PricewaterhouseCoopers is a Big Four auditor, alongside KPMG, Ernst & Young and Deloitte Touche Tohmatsu. In other words, PWC are major bean counters(accountants), not exactly folks to make radical statements.
Yet they estimate that more than half of all healthcare expenditures are wasteful. And that "more than half" is a whole lot of money: 1.2 Trillion dollars.
This is so big that it is easy to just glance over a figure like that without it making an impact but for example, less than 1/4 that amount could renovate all of the water infrastructures in the entire US of A.
So where is the wasteful spending going:
1. unnecessary tests and procedures.
2. inefficient administration
3. treatment of diseases better treated through lifestyle modifications, i.e. weight control, stop smoking, better nutrition, drug and alcohol programs.
Here are some excerpts from the PriceWaterhouseCooper site: You can download the complete report if you want all the nittygritty -Duncan
As part of its preparation for the 180° Health Forum, PricewaterhouseCoopers' Health Research Institute (HRI) interviewed more than 20 participants, reviewed more than 35 studies about waste and inefficiency in healthcare and surveyed 1,000 consumers to understand the public's perception of waste and inefficiency in the system.
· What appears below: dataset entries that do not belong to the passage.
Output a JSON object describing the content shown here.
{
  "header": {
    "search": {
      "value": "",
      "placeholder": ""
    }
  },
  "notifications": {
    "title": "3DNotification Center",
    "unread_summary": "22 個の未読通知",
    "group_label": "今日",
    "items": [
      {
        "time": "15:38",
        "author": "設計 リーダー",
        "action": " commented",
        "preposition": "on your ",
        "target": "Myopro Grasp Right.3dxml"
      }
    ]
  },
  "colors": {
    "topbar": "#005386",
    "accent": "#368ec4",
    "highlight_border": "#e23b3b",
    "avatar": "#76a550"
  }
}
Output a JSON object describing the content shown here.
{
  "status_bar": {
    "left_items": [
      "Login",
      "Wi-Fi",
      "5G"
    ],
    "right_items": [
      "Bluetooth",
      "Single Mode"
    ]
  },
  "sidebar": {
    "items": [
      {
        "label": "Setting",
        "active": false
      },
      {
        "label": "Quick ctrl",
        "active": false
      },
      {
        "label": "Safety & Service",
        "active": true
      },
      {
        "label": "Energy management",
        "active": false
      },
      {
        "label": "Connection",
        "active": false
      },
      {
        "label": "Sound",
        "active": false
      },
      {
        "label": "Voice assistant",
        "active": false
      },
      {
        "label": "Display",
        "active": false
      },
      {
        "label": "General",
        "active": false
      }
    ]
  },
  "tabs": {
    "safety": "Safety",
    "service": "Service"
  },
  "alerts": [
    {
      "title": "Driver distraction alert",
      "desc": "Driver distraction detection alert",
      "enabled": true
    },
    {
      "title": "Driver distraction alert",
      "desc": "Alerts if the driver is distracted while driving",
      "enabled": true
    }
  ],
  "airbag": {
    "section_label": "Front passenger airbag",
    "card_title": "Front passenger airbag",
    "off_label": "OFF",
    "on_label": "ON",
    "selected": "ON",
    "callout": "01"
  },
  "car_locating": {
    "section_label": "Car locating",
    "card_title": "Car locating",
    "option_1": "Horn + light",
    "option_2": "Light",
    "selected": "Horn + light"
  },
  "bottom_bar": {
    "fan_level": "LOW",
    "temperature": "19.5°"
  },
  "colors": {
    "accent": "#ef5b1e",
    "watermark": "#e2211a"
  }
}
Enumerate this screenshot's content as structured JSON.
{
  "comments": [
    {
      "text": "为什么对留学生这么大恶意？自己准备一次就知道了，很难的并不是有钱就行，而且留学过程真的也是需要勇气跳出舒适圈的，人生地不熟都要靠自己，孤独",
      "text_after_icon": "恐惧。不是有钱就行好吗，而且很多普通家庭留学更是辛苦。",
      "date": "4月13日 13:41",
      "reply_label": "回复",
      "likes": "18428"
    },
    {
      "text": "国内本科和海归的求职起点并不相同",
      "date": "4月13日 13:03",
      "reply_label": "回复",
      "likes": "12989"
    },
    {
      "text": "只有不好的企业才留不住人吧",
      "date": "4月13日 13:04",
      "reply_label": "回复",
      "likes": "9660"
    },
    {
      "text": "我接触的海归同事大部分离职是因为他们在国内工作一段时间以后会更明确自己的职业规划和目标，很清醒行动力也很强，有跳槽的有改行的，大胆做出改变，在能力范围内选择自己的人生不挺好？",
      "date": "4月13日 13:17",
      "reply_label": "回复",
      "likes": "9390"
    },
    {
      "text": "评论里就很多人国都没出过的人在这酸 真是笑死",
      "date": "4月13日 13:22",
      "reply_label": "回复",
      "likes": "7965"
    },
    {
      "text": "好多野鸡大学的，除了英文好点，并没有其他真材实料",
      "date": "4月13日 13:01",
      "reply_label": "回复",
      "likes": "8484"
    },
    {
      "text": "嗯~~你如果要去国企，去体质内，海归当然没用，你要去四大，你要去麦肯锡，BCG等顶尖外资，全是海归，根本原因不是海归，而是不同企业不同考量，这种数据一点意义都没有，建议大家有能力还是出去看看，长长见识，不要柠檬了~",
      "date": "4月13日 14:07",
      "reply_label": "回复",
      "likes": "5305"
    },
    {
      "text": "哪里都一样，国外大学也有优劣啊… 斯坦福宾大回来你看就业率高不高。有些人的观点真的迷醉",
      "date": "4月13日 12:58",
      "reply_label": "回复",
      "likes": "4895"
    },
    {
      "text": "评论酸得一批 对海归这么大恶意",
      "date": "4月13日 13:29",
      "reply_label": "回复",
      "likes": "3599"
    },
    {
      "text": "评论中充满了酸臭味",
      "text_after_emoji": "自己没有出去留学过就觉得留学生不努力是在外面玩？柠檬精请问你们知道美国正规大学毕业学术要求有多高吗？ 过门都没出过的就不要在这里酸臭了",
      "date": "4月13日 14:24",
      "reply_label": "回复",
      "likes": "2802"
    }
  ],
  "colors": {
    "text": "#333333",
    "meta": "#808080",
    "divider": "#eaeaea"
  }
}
From that research came The price of excess:
Identifying waste in healthcare spending.
Key Findings
Our research found that wasteful spending in the health system has been calculated at up to $1.2 trillion of the $2.2 trillion spent in the United States, more than half of all health spending. Defensive medicine, such as redundant, inappropriate or unnecessary tests and procedures, was identified as the biggest area of excess, followed by inefficient healthcare administration and the cost of care necessitated by conditions such as obesity, which can be considered preventable by lifestyle changes. PricewaterhouseCoopers' paper classified health system inefficiencies into three "wastebaskets" that are driving up costs:
* Behavioral where individual behaviors are shown to lead to health problems, and have potential opportunities for earlier, non-medical interventions.
* Clinical where medical care itself is considered inappropriate, entailing overuse, misuse or under-use of particular interventions, missed opportunities for earlier interventions, and overt errors leading to quality problems for the patient, plus cost and rework.
* Operational where administrative or other business processes appear to add costs without creating value.
When added together, the opportunities for eliminating wasteful spending add up to as much as $1.2 trillion. The impact of issues such as non-adherence to medical advice and prescriptions, alcohol abuse, smoking and obesity are exponential, and fall into all three baskets.